Uma matéria do g1 listou elementos que determinam o que é um bom livro de colorir. A equipe da reportagem realizou testes de acabamento, qualidade do desenho e do papel em quatro livros diferentes.
O Estadão repercutiu os livros mais vendidos na Amazon em 2025 e também produziu uma reportagem sobre as editoras estarem apostando em vender agendas e planners físicos nesse final de ano.
A Folha fez uma reportagem sobre a morte da escritora Sophie Kinsella, autora de Os delírios de consumo de Becky Bloom.

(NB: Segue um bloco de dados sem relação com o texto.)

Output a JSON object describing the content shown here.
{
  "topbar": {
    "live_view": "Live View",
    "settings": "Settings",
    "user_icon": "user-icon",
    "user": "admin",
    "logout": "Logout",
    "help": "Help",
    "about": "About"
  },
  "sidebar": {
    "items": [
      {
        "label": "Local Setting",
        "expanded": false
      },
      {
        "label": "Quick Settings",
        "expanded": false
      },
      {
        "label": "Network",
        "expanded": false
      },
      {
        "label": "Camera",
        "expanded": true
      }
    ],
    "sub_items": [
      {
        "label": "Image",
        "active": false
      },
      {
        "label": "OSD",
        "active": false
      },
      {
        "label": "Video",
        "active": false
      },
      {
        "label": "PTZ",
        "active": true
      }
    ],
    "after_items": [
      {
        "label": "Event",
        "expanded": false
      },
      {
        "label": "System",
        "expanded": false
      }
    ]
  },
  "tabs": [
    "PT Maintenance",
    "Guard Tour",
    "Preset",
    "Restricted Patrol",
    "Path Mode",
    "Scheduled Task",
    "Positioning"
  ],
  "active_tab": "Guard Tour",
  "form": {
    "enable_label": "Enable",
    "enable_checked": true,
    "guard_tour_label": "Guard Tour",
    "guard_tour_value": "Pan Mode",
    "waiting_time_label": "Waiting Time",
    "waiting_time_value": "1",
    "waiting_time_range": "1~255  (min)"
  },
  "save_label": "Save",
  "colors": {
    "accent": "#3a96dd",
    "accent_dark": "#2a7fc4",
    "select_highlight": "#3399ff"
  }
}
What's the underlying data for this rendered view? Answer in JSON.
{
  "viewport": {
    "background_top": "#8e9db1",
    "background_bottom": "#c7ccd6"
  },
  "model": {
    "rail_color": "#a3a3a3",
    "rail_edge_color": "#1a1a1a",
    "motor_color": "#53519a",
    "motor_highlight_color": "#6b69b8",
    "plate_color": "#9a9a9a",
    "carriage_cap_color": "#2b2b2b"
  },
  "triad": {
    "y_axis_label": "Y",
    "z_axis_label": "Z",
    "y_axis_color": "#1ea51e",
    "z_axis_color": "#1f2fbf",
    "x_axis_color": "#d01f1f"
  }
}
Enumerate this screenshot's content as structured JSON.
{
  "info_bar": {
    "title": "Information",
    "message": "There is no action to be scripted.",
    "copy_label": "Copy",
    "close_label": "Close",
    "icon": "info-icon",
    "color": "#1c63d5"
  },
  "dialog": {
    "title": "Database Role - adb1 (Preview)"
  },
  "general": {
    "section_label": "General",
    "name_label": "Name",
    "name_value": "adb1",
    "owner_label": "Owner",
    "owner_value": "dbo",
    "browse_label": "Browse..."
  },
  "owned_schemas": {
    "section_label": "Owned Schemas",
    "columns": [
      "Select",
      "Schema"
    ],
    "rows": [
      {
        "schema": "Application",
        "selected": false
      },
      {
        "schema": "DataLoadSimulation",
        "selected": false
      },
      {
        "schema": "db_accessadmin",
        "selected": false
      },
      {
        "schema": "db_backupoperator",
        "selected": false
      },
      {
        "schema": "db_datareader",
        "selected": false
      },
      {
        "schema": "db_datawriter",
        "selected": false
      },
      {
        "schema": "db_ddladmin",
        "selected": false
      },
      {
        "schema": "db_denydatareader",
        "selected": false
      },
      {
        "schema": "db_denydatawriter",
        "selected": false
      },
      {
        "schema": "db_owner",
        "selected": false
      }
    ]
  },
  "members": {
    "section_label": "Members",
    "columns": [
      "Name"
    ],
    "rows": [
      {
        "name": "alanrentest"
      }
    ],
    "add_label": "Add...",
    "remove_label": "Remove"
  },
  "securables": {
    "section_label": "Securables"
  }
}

O jornal também repercutiu a nova tradução de O beijo da mulher-aranha (Todavia), que mostra a atualidade do enredo sobre ditaduras da América Latina.
O Globo resgatou a obra de Hannah Arendt e sua atualidade para compreender debates contemporâneos.
A revista Gama teve como tema o único conto de Toni Morrison, que constitui um "enigma sobre preconceito, identidade e códigos raciais".